The role of the Race Rocks Advisory Board role was to:

  • represent key constituent groups or stakeholders;
  • provide advice to Fisheries and Oceans Canada and BC Parks on the consultation process;
  • collate and analyze feedback from consultations;
  • make consensus-based recommendations to Fisheries and Oceans Canada and BC Parks for the establishment of a marine protected area in the waters surrounding Race Rocks; and
  • ensure community involvement in the establishment and on-going management of Race Rocks MPA.

In addition to sectoral consultations with stakeholders, two public sessions were conducted in February 2000. The public consultations were held to provide opportunities for information and discussion with those persons not represented by particular interest groups. With an attendance of 101 persons, the consultations provided useful fora for the discussion of both the MPA and Ecological Reserve aspects of the initiative. Results of these discussions indicated a high level of support for establishment of a Marine Protected Area at Race Rocks to complement the area’s Ecological Reserve status.
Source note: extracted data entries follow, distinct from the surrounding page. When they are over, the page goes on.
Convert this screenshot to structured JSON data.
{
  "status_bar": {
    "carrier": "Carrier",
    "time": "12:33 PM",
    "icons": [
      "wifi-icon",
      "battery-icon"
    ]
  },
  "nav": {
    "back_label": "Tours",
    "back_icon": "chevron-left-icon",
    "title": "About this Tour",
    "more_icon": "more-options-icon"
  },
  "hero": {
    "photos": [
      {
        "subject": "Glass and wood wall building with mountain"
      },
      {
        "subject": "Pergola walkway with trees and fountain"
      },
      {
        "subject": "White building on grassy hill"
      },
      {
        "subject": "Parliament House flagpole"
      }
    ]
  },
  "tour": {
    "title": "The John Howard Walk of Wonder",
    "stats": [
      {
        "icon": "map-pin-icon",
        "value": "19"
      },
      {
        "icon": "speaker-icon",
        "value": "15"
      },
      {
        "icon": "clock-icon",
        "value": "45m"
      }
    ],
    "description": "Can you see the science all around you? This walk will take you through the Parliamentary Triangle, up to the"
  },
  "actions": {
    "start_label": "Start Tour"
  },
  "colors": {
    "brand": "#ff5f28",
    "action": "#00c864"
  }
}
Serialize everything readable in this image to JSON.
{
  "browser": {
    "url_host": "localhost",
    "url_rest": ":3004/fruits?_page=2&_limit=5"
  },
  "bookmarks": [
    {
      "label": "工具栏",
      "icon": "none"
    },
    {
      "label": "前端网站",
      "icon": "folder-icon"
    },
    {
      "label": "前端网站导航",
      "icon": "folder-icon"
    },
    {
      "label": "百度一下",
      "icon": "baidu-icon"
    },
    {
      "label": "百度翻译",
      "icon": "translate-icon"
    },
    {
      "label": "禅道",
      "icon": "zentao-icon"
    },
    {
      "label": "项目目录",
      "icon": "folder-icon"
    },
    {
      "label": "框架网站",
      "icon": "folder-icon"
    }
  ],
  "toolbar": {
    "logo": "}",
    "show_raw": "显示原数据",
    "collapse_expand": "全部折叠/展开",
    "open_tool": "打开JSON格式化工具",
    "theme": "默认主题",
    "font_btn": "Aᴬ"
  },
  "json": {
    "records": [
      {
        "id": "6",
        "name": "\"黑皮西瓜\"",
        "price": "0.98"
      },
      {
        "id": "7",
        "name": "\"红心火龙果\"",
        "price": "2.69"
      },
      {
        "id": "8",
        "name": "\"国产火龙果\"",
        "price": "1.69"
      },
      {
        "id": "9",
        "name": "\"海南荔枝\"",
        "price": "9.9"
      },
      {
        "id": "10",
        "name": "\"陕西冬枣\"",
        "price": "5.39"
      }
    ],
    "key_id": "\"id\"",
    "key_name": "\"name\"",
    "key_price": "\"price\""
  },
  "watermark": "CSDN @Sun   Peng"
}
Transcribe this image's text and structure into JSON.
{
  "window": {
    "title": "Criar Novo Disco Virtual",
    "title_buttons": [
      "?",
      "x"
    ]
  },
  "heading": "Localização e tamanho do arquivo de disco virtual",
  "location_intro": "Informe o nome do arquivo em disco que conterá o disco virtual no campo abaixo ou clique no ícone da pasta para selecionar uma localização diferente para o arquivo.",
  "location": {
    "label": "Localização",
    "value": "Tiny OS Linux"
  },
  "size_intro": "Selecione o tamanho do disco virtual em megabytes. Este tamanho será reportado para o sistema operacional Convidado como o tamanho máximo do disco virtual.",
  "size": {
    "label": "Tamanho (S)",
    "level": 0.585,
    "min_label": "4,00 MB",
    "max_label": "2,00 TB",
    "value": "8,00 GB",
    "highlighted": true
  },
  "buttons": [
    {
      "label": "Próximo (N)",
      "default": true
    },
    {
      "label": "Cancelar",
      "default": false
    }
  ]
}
Management recommendations submitted to Fisheries and Oceans Canada and BC Parks reflect the outcome of a consensus-based process by the Race Rocks Advisory Board and directions expressed by the public, stakeholders and other partners through consultations conducted over a two-year period. In recognition of the cultural and historical significance of the area, Race Rocks (XwaYeN) will be managed cooperatively by First Nations, Fisheries and Oceans Canada and BC Parks in consultation with the RRAB.

The Race Rocks Advisory Board provided an excellent forum for issue identification, discussion and resolution. It has functioned well and guided the development of the proposed cooperative management regime. The resulting commitment to stewardship and cooperation in the protection of this area as an MPA has laid the groundwork for a management regime through voluntary compliance that is unprecedented.

Principal stakeholder groups participating on the RRAB have expressed a keen interest in not only developing “best practices” but also working towards ensuring a high degree of compliance. The development of stewardship initiatives and “best practices” guidelines has already commenced. Overall management will be achieved through a combination of regulatory actions and voluntary compliance guidelines for a number of activities and issues, such as recreational boating, diving practices, whale watching, education and research. Monitoring and assessment of the effectiveness of these guidelines will take place over a two-year period. Depending on the results, activity regulations can then be considered if necessary.